Abb Vie's mission is to discover and deliver innovative medicines and solutions that solve serious health issues today and address the medical challenges of tomorrow. We strive to have a remarkable impact on people’s lives across several key therapeutic areas including immunology, oncology, neuroscience, and products and services in our Allergan Aesthetics portfolio.

Abb Vie Biologics Analytical Research & Development (Biologics Analytical R&D) is a global analytical sciences organization responsible for all CMC analytical activities related to the development of Abb Vie's pharmaceutical products. This team develops state‑of‑the‑art analytical techniques for therapeutic proteins and other biologic molecules.

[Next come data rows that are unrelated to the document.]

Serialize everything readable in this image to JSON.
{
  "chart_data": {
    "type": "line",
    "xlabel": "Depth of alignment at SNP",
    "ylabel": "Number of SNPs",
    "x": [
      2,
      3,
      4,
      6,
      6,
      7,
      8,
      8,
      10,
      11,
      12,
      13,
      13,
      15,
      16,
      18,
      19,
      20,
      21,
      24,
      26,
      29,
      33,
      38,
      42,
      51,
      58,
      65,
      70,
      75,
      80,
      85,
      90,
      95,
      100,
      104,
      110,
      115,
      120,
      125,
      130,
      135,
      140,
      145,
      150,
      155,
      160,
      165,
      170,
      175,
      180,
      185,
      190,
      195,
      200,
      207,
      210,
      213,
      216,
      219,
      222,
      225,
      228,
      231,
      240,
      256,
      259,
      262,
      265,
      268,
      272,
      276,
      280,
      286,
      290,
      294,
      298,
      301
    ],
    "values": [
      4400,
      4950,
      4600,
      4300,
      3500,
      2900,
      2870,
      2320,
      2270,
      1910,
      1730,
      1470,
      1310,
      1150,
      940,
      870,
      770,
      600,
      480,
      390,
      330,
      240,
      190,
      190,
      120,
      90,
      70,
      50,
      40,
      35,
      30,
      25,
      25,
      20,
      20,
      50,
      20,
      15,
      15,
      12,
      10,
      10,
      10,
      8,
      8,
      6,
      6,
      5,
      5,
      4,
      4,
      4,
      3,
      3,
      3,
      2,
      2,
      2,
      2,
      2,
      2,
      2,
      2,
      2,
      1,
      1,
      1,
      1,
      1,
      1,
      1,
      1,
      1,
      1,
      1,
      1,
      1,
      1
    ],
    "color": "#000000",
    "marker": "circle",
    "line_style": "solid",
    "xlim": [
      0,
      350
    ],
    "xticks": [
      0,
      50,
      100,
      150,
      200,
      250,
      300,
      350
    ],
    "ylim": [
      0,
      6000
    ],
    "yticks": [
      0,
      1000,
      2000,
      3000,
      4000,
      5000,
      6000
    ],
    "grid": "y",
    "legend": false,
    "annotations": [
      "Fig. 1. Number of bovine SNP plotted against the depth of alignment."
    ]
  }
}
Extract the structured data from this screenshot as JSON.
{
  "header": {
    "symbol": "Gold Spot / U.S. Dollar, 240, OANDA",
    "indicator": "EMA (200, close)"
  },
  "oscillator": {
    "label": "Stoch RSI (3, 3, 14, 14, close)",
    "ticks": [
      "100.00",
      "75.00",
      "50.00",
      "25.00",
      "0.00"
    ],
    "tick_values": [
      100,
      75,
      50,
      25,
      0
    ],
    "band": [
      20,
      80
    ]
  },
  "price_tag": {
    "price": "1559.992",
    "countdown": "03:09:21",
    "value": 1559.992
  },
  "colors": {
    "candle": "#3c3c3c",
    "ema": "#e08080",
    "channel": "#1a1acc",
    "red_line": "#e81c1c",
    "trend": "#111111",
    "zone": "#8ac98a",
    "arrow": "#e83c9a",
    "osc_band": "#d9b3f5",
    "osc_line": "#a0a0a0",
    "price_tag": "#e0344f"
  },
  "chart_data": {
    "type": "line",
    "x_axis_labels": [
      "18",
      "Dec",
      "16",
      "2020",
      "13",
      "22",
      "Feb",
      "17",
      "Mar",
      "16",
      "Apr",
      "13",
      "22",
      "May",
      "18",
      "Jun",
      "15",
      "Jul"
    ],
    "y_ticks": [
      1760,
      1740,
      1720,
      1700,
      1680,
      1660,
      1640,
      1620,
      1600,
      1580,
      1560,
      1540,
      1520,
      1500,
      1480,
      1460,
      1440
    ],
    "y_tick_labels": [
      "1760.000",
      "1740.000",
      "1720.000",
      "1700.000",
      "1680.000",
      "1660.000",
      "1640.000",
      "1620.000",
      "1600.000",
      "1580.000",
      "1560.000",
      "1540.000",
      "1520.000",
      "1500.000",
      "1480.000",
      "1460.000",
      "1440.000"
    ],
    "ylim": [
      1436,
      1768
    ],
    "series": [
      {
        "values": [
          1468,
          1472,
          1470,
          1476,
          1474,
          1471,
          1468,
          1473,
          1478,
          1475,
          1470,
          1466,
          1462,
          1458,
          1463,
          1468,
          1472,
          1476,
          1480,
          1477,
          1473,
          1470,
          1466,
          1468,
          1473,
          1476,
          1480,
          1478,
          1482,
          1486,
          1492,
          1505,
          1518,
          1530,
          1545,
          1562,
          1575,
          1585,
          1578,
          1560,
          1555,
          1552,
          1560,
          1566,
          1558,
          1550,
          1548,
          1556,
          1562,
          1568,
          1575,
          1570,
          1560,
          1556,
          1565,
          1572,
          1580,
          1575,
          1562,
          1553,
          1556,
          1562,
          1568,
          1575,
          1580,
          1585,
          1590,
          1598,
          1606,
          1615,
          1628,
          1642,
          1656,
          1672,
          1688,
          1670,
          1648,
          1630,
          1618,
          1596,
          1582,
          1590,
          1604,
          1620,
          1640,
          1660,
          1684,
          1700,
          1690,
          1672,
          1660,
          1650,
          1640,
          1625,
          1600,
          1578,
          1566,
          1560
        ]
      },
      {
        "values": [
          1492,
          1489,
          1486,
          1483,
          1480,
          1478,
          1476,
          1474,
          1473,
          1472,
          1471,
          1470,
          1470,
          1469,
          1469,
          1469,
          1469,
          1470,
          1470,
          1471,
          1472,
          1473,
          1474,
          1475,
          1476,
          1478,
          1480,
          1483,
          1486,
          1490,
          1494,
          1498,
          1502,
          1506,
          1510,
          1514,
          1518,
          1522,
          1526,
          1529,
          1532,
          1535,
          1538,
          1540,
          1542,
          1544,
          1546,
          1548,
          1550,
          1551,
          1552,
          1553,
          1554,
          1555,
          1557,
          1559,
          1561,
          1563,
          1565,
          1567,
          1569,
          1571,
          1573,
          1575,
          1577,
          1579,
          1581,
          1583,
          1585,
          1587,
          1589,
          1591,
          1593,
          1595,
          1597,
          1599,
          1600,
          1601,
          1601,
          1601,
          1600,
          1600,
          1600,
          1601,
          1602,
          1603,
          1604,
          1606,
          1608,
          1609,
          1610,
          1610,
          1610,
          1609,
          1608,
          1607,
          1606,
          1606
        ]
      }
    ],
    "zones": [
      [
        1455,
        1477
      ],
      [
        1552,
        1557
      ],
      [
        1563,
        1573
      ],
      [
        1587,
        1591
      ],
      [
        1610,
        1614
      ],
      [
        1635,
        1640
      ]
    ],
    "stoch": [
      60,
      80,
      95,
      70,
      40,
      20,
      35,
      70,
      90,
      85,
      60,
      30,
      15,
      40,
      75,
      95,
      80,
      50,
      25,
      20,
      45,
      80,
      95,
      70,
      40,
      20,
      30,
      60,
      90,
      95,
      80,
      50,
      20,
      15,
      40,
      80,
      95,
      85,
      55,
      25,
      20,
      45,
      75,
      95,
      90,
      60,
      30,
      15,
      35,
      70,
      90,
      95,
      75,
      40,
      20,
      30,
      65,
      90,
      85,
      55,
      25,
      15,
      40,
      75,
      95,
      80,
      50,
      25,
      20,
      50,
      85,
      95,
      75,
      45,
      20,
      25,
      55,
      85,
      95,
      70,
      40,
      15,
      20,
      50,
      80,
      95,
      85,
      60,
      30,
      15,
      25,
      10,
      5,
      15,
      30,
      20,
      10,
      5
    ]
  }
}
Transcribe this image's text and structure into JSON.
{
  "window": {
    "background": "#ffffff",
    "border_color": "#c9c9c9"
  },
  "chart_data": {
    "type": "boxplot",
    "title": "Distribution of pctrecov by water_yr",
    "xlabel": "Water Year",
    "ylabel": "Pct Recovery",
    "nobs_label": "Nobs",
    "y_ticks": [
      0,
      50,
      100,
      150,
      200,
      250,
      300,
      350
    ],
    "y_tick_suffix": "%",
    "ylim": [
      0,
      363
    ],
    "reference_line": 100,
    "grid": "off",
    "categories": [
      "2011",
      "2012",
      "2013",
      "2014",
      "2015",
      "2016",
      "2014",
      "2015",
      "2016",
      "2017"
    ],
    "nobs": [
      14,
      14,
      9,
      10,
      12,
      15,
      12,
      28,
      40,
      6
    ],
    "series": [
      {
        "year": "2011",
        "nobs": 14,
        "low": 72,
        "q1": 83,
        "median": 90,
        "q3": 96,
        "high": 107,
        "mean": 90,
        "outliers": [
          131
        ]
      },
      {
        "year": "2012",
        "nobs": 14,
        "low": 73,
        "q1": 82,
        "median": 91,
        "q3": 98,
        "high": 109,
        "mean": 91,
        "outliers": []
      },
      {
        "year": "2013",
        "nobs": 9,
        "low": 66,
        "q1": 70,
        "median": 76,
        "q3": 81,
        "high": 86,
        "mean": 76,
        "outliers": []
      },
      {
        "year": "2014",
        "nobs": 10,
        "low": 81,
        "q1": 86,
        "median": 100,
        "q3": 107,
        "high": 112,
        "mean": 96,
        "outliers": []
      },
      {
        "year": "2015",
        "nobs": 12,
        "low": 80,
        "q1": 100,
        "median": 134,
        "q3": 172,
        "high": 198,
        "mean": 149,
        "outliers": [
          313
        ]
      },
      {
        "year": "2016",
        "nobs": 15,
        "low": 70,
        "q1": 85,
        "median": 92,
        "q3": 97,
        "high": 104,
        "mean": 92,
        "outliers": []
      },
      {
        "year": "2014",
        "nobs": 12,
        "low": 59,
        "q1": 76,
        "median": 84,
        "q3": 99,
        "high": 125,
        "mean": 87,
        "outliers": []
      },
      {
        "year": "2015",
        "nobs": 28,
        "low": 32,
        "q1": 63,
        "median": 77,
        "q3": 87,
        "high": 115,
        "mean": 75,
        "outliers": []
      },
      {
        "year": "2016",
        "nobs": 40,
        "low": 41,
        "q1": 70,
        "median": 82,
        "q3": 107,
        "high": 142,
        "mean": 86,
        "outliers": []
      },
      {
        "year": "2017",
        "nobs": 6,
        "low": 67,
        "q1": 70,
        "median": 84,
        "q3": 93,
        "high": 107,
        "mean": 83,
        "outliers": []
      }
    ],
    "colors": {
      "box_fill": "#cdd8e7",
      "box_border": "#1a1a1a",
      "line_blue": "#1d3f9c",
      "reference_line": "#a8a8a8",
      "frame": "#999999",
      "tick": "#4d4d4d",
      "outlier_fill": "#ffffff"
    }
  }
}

The role focuses on the development and implementation of analytical assays for complex biologics—including antibodies, antibody‑drug conjugates, and new modalities—using chromatography, electrophoresis, spectroscopy, and automated methods.

Successful candidates will contribute to assay development, testing, continuous improvement, and innovation within the group.

• Generate original technical ideas and research or development strategies as a scientist.
• Resolve key project hurdles and assumptions by utilizing available information and technical expertise.
• Lead method development and validation for complex biologic therapeutics.
• Research literature and incorporate findings into projects and the overall program.
• Collaborate with Discovery, Process Chemistry/Engineering, Formulation Development, and Characterization departments.

• Ph.D. in Biochemistry, Analytical Chemistry, Pharmaceutical Sciences or a closely related discipline, or an M.S. with 8 years of experience.
• Ph.D. with 0–4 years of experience (Senior Scientist I) or M.S. with 8 years of experience.
• Ph.D. with 4+ years of experience (Senior Scientist II) or M.S. with 10 years of experience.
• Strong knowledge in protein/oligonucleotide HPLC, capillary electrophoresis, MALS, automation, and/or spectroscopy for biologics.
• Previous cGMP or GLP experience and attention to detail in documentation.
• Demonstrated record of independent thought, creativity, and scientific accomplishment (e.g., peer‑reviewed journal publications, patents).
• Solid understanding of protein/oligonucleotide chemistry and biochemistry related to biologics drug development.
• Strong data and time organization/management skills and effective communication for collaborating with cross‑functional teams.
• Effective written communication of research and regulatory materials.
• Experience with multivariate analytical procedures development and/or validation is a plus.

• Compensation range is a range of possible base pay; actual compensation depends on multiple factors, including geographic location.
• This role offers a comprehensive benefit package, including paid time off, medical/dental/vision insurance, and a 401(k) plan.
• Eligibility to participate in short‑term incentive programs.

Abb Vie is an equal opportunity employer and is committed to operating with integrity, driving innovation, transforming lives and serving our community. Equal Opportunity Employer/Veterans/Disabled.